The ocean is full of fish. Sushi is food. And blood is liquid. Even squid ink is liquid.
Where the fuck did I think I was going to catch any calamari?
“Look,” Noah said. “What I said... I wasn't trying to distract you.”
“I definitely do not feel distracted,” I assured him. “I am very much aware we have a three-ring goat rodeo circus going on.”
He managed a laugh. “I'm not the guy. I'm not the target. They're wrong about me if they think so.”
We could both see from the elaborate way they were choosing to hold and question him that they thought he had something in his head worth getting. I didn't say so. Might as well reserve what was left of my spit.
Venus was out. The evening star that was only a planet. The real stars would start switching on soon.
“I know what it looks like,” Noah says. “Seeing all they've done, all they're still doing, I won't deny they targeted me. But why do they think I still know anything they don't know? They've been pumping me full of drugs to mess with my mind. They'd have the truth of everything I knew by now. I wouldn't be able to keep up a lie.”
“Truth serum drugs don't work. I saw a YouTube about it...”
“You're not under oath when you make a YouTube.” His laugh was more of a soft grunt. “Besides, drugs are only to make it easier. When you have somebody for days on end, you can't necessarily force them to tell you the truth, but they get so tangled up in your lies that you figure it out anyway.”
I thought about that.
“Like the police,” Noah said. “They get people under questioning for a couple of days, and pretty soon they're so tangled up they'll say anything, and all the contradictions give the cops what they need to figure out the whole story. And they don't use any drugs. They don't have to.”

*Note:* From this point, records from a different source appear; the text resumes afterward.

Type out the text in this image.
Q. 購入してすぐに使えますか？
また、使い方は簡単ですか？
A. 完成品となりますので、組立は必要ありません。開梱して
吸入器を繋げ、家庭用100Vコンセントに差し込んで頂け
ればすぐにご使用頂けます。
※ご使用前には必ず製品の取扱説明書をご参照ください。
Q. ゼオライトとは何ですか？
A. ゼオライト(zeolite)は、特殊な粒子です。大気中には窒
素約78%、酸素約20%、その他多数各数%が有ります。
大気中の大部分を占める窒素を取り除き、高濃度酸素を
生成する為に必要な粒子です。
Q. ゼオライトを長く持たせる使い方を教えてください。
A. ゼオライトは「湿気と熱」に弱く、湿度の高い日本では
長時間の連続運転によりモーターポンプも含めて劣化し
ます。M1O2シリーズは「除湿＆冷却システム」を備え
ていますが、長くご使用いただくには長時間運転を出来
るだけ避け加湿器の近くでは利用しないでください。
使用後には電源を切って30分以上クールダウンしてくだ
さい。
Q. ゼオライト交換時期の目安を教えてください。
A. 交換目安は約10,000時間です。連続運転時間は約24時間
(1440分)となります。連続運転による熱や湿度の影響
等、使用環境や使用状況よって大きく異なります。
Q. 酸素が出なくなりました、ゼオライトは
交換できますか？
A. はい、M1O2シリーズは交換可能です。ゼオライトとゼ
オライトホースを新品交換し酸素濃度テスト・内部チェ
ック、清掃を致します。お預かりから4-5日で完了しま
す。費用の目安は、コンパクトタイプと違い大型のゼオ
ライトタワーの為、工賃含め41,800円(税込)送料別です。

He was right. Cops tripped people up with basic psychology all the time. Not just shiny federal agents, but regular local cops. Weird mind-messing drugs were just a bonus.

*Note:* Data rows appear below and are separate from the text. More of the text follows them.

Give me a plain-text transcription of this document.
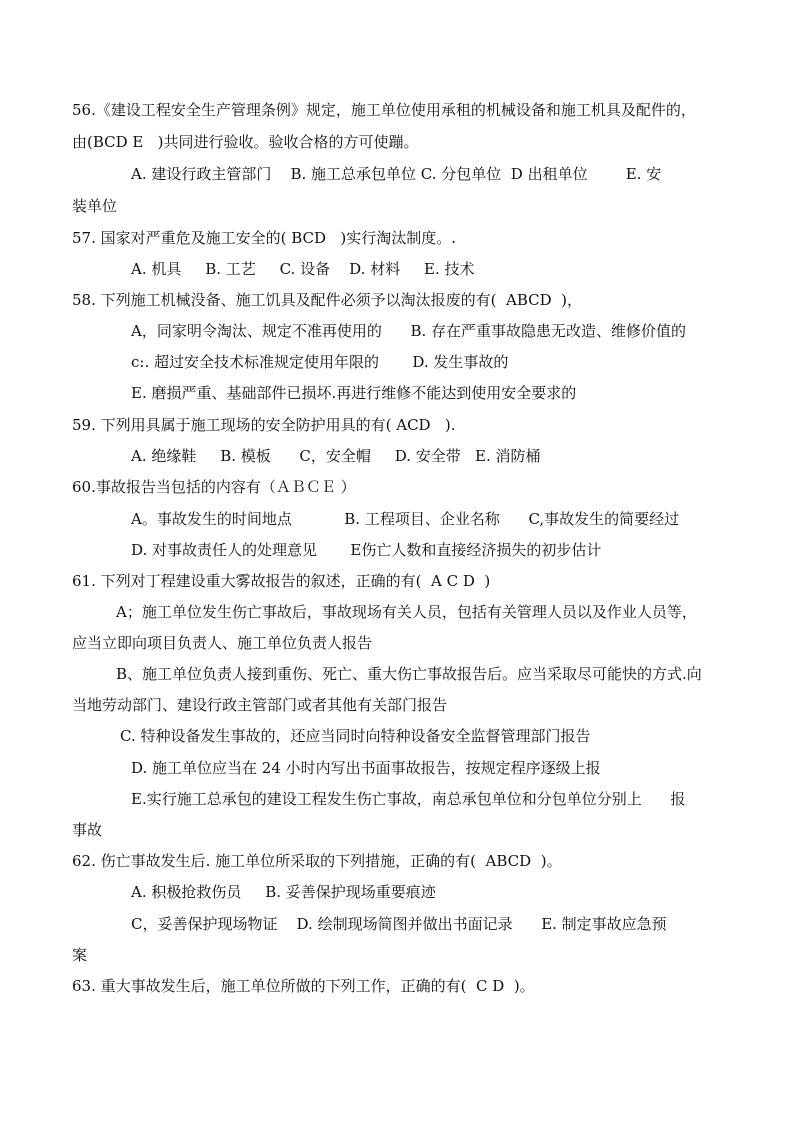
56.《建设工程安全生产管理条例》规定，施工单位使用承租的机械设备和施工机具及配件的，
由(BCD E   )共同进行验收。验收合格的方可使蹦。
A. 建设行政主管部门    B. 施工总承包单位 C. 分包单位  D 出租单位        E. 安
装单位
57. 国家对严重危及施工安全的( BCD   )实行淘汰制度。.
A. 机具     B. 工艺     C. 设备    D. 材料     E. 技术
58. 下列施工机械没备、施工饥具及配件必须予以淘汰报废的有(  ABCD  )，
A，同家明令淘汰、规定不准再使用的      B. 存在严重事故隐患无改造、维修价值的
c:. 超过安全技术标准规定使用年限的       D. 发生事故的
E. 磨损严重、基础部件已损坏.再进行维修不能达到使用安全要求的
59. 下列用具属于施工现场的安全防护用具的有( ACD   ).
A. 绝缘鞋     B. 模板      C，安全帽     D. 安全带   E. 消防桶
60.事故报告当包括的内容有（ＡＢＣＥ ）
A。事故发生的时间地点           B. 工程项目、企业名称      C,事故发生的简要经过
D. 对事故责任人的处理意见       E伤亡人数和直接经济损失的初步估计
61. 下列对丁程建设重大雾故报告的叙述，正确的有(  A C D  )
A；施工单位发生伤亡事故后，事故现场有关人员，包括有关管理人员以及作业人员等，
应当立即向项目负责人、施工单位负责人报告
B、施工单位负责人接到重伤、死亡、重大伤亡事故报告后。应当采取尽可能快的方式.向
当地劳动部门、建设行政主管部门或者其他有关部门报告
C. 特种设备发生事故的，还应当同时向特种设备安全监督管理部门报告
D. 施工单位应当在 24 小时内写出书面事故报告，按规定程序逐级上报
E.实行施工总承包的建设工程发生伤亡事故，南总承包单位和分包单位分别上      报
事故
62. 伤亡事故发生后. 施工单位所采取的下列措施，正确的有(  ABCD  )。
A. 积极抢救伤员     B. 妥善保护现场重要痕迹
C，妥善保护现场物证    D. 绘制现场简图并做出书面记录      E. 制定事故应急预
案
63. 重大事故发生后，施工单位所做的下列工作，正确的有(  C D  )。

“You know how it goes,” he said. “You've seen it on TV if nowhere else. You're constantly hammered with questions until you're so confused you end up changing your story. Lie or tell the truth, either way, they see the gaps and contradictions. So I could be saying all kind of things, true and untrue all mixed up, but it wouldn't matter. Soon it's either obvious I know something or obvious that I don't.”

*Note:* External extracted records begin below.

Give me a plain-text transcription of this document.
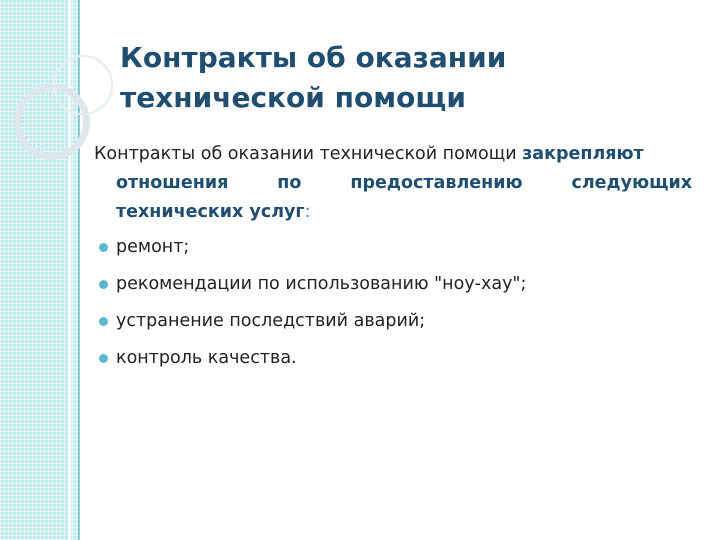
Контракты об оказании
технической помощи

Контракты об оказании технической помощи закрепляют
отношения по предоставлению следующих
технических услуг:

ремонт;
рекомендации по использованию "ноу-хау";
устранение последствий аварий;
контроль качества.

Nothing was obvious to me. His inflatable bumped up against my inflatable. His leg brushed my naked leg.
“By now,” he said, “they have to know I'm not the guy.”
I didn't say anything for a long time. What he said made sense. Sort of.
Noah sighed. “Please just say it.”
“Say what?”
“Whatever you're thinking.”
“You're going to think I'm a victim of sunstroke. I'm going to sound so crazy.”
“Crazier than all this?” He slapped the sea we were floating in. The splash of salt water barely missed his face.
“Noah, babe.” I took a deep breath. “It's what I said before. If they think you're the guy, and they've dug into you this deep over this much time and they still think you're the guy, then maybe, just maybe, you are the guy.”
Chapter 37
The sea was starting to chop. Little waves kept breaking on my face. Annoying. If we had to have chop, then why couldn't we have clouds?
Or rain. I could definitely use some rain. How I longed to throw back my head, open my mouth, and drink.
What was wrong with me last night to be annoyed by a little rain? I didn't know when I was well off.
“I'd know if I was the guy, Slate.” Noah's voice was cracked and weary. “I'm not the guy.”
“Would you know?” I paddled around to shift myself in a tight circle so I could look into his face without getting ocean in my face. My vision had adjusted to starlight, and there was an answering starlight in his eyes.
“Of course I would know.” The words would sound sure, or even indignant, if read from a transcript printed on a page. But the tone was off.